We tend to give up on churches too quickly and write them off as beyond recovery. Some, undoubtedly, are. But probably not as many as we would like to think. Serious problems in a church are no reason to abandon it. Think about this for a moment.
Would you be willing to pastor a church that nauseates Jesus? Would you even be willing to remain a member of such a church? What about one that is self-deceived? Or what if it is spiritually lukewarm, or has a prominent member who is a known adulterer and promotes fornication and adultery? Would you consider a call to a congregation that is blatantly hypocritical, or is spiritually dead? Most of us would probably cringe at the thought of trying to minister in churches like these.

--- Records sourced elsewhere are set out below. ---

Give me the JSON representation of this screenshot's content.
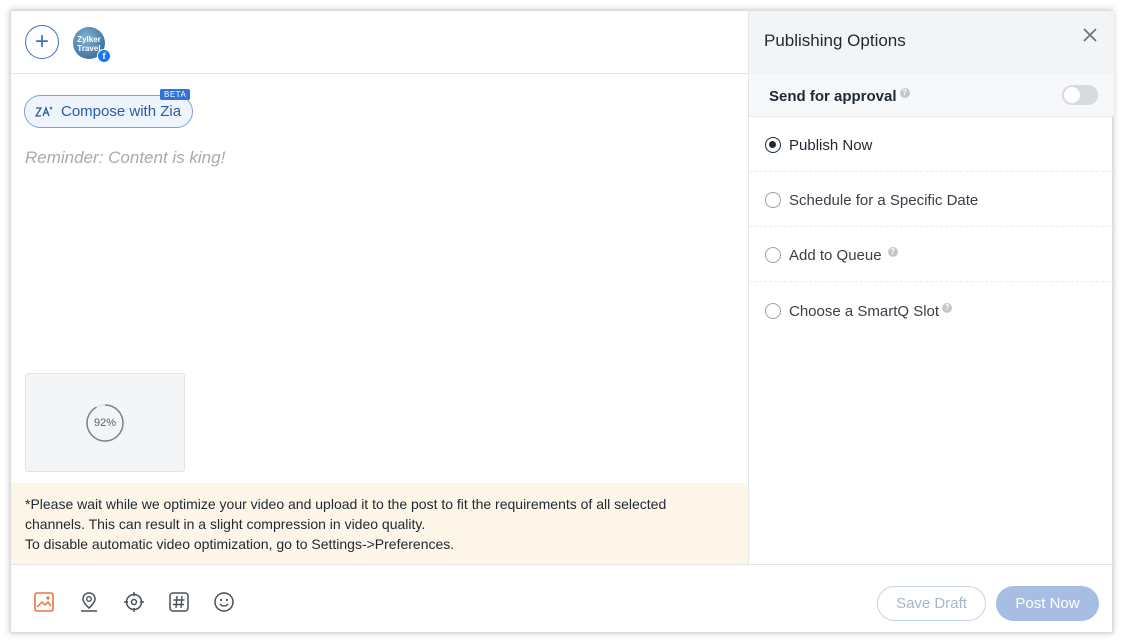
{
  "composer": {
    "avatar_text": "Zylker Travel",
    "zia_button_label": "Compose with Zia",
    "beta_badge": "BETA",
    "placeholder": "Reminder: Content is king!",
    "video_progress": "92%",
    "video_progress_fraction": 0.92,
    "notice_line1": "*Please wait while we optimize your video and upload it to the post to fit the requirements of all selected",
    "notice_line2": "channels. This can result in a slight compression in video quality.",
    "notice_line3": "To disable automatic video optimization, go to Settings->Preferences."
  },
  "toolbar": {
    "tools": [
      "image-icon",
      "location-icon",
      "target-icon",
      "hashtag-icon",
      "emoji-icon"
    ],
    "save_draft_label": "Save Draft",
    "post_now_label": "Post Now"
  },
  "publishing": {
    "title": "Publishing Options",
    "approval_label": "Send for approval",
    "approval_enabled": false,
    "options": [
      {
        "label": "Publish Now",
        "selected": true,
        "help": false
      },
      {
        "label": "Schedule for a Specific Date",
        "selected": false,
        "help": false
      },
      {
        "label": "Add to Queue",
        "selected": false,
        "help": true
      },
      {
        "label": "Choose a SmartQ Slot",
        "selected": false,
        "help": true
      }
    ]
  },
  "colors": {
    "accent": "#3b6fc1",
    "notice_bg": "#fdf5e7",
    "post_button": "#a7bde3",
    "image_tool": "#e8763a"
  }
}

Yet, these are the very kinds of churches that Jesus addresses in Revelation 2-3. Some of them were simply wicked. Our Lord speaks plainly about the sinfulness of five of them. The charges He brings against them are incredible. Yet, He comes to them to warn them and call them to repent. He has not yet given up on them, though He does indeed threaten to remove the lamp stand from among them (2:5) unless they repent. Nevertheless, before He takes the step of unchurching them He calls them to biblical renewal. By His letters He works for the recovery of their spiritual health.
If our Lord is willing to take this kind of attitude toward spirituall sick churches, then so should His servants. In any church that has not completely died, there remain some of Christ's sheep mixed in with the goats and the wolves. They need a shepherd--one who will lead them back to the paths of the Chief Shepherd.
In order to "strengthen the things that remain" one must be willing to engage the work of biblical reformation in local churches. Is this kind of work hard? Of course it is. Is it for everyone? Not necessarily. But it will be for some, whom the Lord equips and providentially guides to enter into churches that are in severe need of a biblical course correction. Such men should be willing to attempt it.